Continued Interest Rate Hikes
This Saturday, Fed Governor Michelle Bowman said that she supported the Fed’s recent high-interest rate increase and also believes that it will continue at this rate until inflation is fully subsided. At the last two policy meetings, the Fed raised the benchmark borrowing rates by 75 basis points, which was the largest increase since 1994. Bowman also stated that with the hikes in interest rates, the Federal Open Market Committee has decided that an ongoing increase of interest rates will be appropriate for combating inflation. Multiple regional presidents have also said that they expect interest rates to continue to aggressively increase until inflation comes significantly down from its 9.1% annual rate.

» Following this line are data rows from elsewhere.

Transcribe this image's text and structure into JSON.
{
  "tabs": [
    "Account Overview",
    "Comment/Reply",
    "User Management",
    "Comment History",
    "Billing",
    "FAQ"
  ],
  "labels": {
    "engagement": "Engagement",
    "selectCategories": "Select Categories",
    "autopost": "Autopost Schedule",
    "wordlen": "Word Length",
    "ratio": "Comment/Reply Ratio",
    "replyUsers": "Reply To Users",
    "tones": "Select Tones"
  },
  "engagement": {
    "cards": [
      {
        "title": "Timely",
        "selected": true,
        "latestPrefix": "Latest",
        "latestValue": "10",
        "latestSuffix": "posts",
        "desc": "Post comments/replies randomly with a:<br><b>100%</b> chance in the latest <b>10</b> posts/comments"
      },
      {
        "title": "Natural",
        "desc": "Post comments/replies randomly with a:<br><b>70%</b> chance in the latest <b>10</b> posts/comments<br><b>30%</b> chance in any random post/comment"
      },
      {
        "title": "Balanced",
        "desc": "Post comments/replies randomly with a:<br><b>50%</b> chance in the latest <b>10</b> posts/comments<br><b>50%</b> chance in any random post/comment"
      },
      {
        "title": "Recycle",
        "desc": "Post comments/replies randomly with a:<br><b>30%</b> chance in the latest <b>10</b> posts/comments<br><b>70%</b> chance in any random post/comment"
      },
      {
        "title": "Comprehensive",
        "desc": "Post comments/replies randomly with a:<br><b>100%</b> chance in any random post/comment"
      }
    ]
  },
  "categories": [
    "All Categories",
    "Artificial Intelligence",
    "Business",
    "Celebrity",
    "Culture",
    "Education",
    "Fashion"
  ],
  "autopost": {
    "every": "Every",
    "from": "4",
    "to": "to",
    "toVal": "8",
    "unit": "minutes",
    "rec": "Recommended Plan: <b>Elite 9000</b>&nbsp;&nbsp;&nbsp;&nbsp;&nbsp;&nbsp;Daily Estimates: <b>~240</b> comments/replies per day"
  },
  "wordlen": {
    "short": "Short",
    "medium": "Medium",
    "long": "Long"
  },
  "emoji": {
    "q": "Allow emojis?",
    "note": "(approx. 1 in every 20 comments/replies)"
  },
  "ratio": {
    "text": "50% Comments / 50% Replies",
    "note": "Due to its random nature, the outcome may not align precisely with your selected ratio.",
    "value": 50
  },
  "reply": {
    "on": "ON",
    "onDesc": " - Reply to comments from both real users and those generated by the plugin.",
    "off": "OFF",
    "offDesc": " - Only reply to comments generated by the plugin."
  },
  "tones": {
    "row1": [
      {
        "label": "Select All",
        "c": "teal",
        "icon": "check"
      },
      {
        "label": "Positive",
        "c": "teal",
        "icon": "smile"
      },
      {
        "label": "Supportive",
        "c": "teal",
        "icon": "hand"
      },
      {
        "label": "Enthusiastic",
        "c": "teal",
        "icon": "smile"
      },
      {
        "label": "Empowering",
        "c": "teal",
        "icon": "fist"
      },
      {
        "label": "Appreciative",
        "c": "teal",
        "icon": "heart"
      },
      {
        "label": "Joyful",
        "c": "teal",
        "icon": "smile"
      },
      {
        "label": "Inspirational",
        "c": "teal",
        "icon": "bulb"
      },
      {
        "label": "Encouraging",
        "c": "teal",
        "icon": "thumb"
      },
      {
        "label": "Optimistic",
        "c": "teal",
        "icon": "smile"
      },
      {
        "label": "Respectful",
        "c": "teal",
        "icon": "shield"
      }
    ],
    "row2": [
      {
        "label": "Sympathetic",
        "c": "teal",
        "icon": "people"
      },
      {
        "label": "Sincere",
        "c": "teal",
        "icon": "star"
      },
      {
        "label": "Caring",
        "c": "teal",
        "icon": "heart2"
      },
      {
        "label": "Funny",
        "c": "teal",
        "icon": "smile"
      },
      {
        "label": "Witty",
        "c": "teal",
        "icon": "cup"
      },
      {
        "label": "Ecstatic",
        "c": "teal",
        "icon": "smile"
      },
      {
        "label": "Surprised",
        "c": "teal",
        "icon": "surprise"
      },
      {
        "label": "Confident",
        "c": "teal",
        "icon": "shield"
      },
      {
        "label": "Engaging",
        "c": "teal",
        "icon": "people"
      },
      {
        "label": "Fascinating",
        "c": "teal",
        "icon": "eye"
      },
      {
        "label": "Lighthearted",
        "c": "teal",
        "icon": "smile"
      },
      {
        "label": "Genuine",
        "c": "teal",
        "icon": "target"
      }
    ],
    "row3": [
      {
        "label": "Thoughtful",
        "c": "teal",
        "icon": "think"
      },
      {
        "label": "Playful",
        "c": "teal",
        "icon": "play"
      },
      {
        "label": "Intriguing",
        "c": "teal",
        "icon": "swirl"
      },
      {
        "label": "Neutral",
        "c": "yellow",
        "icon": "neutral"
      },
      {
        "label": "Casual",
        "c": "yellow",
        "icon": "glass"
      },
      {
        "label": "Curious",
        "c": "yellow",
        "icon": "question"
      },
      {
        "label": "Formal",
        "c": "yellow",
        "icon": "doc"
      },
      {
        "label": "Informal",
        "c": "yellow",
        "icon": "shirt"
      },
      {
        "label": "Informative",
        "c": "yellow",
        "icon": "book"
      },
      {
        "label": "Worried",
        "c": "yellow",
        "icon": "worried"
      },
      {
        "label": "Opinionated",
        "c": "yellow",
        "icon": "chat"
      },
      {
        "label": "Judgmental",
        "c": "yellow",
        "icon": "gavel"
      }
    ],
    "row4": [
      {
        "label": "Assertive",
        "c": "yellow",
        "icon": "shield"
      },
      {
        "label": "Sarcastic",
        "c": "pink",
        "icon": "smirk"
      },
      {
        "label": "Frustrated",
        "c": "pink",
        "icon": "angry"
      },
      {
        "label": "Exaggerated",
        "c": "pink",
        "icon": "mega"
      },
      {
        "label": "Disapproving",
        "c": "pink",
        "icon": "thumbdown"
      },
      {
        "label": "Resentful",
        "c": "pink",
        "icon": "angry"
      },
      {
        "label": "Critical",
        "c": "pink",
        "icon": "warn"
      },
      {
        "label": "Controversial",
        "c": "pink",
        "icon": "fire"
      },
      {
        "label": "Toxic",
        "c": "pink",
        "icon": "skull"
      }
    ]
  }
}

After the latest job report which reported an addition of 528,000 in July and worker pay up by 5.2% year by year, which was both higher than projected, markets are now pricing in a 68% chance of a third consecutive 75 basis points increase at the next FOMC meeting in September. Bowman stated that she would be closely looking at the upcoming inflation data to decide exactly how much the interest rates should be increased at the next FOMC meeting. Regardless of the recent data showing that inflation may have peaked, Bowman said that she needs to see unambiguous evidence of inflation’s decline before easing the interest rate hikes. The biggest threat that excessive inflation would impose would be on the strong labor market, which if it were to occur would result in a further economic downfall and risking potential recession.
Financial Guidance
“Your assets are your employees. Invest more on those performing well. Let the non performers go.” - Manoj Arora
It’s important to determine which of your assets are bringing in consistent returns, and which ones are underperforming, as you want to stop investing in the ones that aren’t performing in order to free up more capital to invest in the ones that are or other assets that have potential.